Novel experimental designs (such as pharmacological fMRI of investigational compounds) often generate data for which an established analysis protocol does not exist. In these cases, it is up to the investigator to determine what computational approach is needed to test the hypotheses of the work, and generate statistically significant and meaningful inferences from the data.

As a bonus, the expiration of GE's patent on the Marchng Cubes algorithm for surface extraction enables even basic applications like QuickVol II to generate 3D models from multi-slice data, which can be rendered in photo-realistic quality by third party tools such as POV Ray.

How do I get started?
Proceed to the launch page to get started.
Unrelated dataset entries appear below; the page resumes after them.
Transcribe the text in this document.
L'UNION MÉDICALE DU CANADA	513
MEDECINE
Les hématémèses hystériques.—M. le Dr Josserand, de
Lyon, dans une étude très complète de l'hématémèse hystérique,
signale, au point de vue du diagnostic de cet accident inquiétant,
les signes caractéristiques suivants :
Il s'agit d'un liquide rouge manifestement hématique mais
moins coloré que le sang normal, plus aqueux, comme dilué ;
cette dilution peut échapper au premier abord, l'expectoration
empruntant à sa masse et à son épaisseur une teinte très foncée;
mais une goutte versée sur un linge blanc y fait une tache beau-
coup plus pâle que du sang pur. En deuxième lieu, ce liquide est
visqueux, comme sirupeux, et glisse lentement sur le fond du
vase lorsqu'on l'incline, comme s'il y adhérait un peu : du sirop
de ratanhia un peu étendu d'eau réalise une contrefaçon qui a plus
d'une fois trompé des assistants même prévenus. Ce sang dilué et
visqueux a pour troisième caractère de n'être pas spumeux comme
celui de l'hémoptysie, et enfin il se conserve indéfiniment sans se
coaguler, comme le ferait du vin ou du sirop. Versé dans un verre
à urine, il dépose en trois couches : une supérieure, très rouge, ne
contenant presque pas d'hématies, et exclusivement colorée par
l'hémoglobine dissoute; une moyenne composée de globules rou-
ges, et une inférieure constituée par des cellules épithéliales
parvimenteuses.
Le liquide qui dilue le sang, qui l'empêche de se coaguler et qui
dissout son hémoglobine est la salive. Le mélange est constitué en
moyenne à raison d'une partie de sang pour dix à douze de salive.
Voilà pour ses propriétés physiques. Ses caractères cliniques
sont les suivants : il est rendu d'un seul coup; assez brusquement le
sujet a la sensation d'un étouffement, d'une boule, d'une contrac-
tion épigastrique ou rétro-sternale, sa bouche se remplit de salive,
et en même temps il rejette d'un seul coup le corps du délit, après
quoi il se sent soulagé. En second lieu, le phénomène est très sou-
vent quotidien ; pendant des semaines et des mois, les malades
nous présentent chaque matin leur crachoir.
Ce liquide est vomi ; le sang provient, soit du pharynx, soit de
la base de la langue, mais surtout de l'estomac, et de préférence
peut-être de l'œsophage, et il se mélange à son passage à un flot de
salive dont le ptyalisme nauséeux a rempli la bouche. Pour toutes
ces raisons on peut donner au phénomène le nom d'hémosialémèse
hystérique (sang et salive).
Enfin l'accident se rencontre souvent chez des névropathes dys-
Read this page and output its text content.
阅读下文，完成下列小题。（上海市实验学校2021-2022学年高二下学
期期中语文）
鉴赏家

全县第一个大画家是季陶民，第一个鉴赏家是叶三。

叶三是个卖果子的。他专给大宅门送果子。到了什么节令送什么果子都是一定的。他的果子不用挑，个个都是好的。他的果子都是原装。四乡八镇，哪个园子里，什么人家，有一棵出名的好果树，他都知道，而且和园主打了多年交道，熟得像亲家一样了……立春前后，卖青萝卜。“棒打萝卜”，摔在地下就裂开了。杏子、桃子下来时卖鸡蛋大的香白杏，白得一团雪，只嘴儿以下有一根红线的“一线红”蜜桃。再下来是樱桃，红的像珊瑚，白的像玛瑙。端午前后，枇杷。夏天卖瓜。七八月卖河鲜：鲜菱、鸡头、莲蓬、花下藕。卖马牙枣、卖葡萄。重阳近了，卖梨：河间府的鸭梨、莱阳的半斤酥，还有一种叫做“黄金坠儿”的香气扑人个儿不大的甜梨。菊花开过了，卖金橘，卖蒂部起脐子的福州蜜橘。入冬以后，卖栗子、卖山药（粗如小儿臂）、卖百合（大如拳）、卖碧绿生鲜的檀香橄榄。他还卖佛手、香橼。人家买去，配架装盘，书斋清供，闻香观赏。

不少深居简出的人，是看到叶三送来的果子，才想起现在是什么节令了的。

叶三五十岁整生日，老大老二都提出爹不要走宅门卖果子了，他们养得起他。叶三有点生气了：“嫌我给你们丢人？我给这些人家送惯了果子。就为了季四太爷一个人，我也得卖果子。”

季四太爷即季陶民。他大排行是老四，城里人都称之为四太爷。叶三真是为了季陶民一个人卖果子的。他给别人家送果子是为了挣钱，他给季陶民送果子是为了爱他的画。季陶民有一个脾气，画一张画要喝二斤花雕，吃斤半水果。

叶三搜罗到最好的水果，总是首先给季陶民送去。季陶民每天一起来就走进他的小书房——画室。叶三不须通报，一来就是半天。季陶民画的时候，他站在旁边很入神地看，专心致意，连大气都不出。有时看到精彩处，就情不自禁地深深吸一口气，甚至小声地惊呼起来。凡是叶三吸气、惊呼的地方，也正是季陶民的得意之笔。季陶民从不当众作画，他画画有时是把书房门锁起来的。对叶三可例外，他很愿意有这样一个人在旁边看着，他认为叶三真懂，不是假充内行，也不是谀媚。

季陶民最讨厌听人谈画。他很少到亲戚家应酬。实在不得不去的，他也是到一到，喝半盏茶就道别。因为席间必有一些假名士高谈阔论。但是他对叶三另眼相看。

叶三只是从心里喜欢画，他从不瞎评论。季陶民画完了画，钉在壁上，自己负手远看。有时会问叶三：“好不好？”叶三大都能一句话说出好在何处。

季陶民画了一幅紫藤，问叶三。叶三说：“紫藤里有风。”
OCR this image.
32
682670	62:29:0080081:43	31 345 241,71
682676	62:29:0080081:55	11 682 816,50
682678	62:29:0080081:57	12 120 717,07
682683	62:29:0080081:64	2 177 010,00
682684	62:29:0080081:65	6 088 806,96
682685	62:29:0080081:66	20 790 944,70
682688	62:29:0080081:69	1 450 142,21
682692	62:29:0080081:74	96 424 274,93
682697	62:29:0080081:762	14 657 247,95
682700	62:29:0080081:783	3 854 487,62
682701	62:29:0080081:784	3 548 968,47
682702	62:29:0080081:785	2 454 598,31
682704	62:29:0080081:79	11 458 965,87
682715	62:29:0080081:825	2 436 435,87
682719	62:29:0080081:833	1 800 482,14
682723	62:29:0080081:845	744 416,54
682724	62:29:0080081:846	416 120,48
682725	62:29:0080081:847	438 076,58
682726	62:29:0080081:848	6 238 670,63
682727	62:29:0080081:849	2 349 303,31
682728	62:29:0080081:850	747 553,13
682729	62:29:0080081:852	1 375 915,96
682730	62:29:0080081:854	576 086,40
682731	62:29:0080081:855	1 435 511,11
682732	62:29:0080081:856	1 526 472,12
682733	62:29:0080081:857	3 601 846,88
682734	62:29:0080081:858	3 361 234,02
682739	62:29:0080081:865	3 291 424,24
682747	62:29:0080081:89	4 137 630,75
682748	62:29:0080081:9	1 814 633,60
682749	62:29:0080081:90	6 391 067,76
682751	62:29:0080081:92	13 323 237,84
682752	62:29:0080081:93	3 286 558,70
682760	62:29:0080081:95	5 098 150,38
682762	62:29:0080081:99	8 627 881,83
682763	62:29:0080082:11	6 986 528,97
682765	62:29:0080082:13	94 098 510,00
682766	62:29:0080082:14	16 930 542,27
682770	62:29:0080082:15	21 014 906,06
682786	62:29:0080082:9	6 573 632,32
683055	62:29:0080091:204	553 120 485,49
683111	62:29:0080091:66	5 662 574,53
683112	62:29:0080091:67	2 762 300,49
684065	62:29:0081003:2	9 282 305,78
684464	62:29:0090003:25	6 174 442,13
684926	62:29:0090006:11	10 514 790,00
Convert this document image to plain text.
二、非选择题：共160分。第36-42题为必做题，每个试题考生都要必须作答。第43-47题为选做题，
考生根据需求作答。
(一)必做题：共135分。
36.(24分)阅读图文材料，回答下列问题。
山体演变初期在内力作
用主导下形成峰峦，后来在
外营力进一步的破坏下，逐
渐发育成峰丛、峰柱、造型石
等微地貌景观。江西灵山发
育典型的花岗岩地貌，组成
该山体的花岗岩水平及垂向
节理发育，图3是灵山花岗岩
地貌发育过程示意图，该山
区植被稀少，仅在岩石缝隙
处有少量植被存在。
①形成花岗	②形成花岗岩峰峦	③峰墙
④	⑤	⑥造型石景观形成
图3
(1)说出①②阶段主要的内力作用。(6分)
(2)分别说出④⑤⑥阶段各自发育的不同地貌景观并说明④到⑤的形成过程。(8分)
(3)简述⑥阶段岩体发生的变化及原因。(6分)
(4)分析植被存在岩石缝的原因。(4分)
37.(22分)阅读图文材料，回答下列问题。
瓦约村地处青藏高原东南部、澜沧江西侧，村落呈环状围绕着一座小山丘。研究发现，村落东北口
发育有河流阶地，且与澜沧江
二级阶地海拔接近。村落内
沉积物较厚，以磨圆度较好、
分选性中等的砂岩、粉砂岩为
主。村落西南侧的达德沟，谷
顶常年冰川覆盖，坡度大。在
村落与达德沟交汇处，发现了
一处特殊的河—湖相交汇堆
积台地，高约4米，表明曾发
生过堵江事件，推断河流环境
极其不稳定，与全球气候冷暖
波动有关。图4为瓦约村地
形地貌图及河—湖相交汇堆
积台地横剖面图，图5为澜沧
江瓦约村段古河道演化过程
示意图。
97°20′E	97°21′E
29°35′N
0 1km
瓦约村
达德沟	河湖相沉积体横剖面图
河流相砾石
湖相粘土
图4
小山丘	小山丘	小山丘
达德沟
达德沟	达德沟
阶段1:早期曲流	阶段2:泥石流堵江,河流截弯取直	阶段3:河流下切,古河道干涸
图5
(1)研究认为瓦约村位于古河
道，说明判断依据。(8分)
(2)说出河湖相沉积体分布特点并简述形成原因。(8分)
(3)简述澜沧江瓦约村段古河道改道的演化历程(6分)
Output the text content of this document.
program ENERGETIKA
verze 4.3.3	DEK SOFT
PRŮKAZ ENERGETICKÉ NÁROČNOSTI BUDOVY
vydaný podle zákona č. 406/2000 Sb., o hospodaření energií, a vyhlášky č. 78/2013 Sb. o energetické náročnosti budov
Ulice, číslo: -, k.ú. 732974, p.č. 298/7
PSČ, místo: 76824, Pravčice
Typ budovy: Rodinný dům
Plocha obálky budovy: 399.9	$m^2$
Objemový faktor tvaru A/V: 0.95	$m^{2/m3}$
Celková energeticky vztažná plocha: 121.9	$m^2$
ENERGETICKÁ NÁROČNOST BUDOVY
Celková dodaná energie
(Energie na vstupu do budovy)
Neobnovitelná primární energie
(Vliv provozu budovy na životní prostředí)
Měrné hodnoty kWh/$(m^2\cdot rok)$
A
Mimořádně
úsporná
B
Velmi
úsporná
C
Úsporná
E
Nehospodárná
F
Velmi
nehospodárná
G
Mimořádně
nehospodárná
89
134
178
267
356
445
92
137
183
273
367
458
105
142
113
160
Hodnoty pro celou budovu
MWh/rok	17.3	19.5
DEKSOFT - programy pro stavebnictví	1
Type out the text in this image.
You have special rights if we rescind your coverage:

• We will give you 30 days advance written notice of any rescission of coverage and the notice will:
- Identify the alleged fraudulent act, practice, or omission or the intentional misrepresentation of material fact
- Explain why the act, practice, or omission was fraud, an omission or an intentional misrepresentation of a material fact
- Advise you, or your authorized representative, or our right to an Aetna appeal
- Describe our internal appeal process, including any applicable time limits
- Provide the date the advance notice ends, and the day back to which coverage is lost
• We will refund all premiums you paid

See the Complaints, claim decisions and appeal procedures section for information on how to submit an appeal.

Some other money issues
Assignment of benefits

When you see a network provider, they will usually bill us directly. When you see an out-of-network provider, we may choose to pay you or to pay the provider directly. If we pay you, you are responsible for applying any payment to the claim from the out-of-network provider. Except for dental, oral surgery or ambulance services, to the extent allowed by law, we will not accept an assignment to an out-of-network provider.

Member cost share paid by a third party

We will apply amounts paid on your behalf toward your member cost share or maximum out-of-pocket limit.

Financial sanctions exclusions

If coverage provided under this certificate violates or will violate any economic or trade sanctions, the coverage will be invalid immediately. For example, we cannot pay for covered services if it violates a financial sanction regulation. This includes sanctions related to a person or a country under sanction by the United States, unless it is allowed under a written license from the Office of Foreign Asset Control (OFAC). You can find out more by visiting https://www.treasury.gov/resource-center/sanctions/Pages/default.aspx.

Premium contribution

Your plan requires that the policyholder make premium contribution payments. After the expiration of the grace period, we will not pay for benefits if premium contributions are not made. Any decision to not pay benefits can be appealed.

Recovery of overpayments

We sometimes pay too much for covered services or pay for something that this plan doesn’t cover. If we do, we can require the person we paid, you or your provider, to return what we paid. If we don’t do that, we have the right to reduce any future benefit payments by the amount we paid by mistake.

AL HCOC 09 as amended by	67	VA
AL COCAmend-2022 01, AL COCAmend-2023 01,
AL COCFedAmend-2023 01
Citing use of this software
If you find these tools valuable, we're really pleased. We ask that you please cite their use with the original QuickVol paper:

Schmidt KF, Ziu M, Schmidt NO, Vaghasia P, Cargioli TG, Doshi S, Albert MS, Black PM, Carroll RS, Sun Y. Volume reconstruction techniques improve the correlation between histological and in vivo tumor volume measurements in mouse models of human gliomas.
J Neurooncol. 2004 Jul;68(3):207-15.

Where would we be without ImageJ? Many thanks to Wayne Rasband for this example of the impact that platform independent and open source software can have on a community. QuickVol II was created with the support of the Center for Comparative Neuroimaging at UMASS Medical School. It is based on QuickVol I which was originally created as a byproduct of work performed with Dr. Yanping Sun at The Small Animal MRI Laboratory at Brigham & Women's Hospital. Some data displayed on this website is also the work product of Drs. Mateo Ziu, Nils Schmidt, and Rona Carroll's team at Harvard Medical School, Brigham & Women's Hospital. Dr. Robert Laramee's Java implementation of the MarchingCubes cases provides QuickVol II's surface reconstruction capabilities.

Contact the author
Please feel free to contact me with any questions:
Karl Schmidt (karl.schmidt at umassmed.edu)
Doctoral Candidate, Program in Neuroscience UMASS Medical School
A note on automation of the calculations in QuickVol II. In the past users have used the excellent macro recording tools in ImageJ to automate plugins of the MRI Analysis Pak, such as T1 and T2 calculations. This strategy is ill-advised for QuickVol II, and I recommend that you contact me to discuss the development of scriptable tools for automated data processing, using the underlying code of the QuickVol II application.

What are the terms of use?
QuickVol II is free for use in research applications. It is not validated software, and is NOT suitable for ANY clinical applications.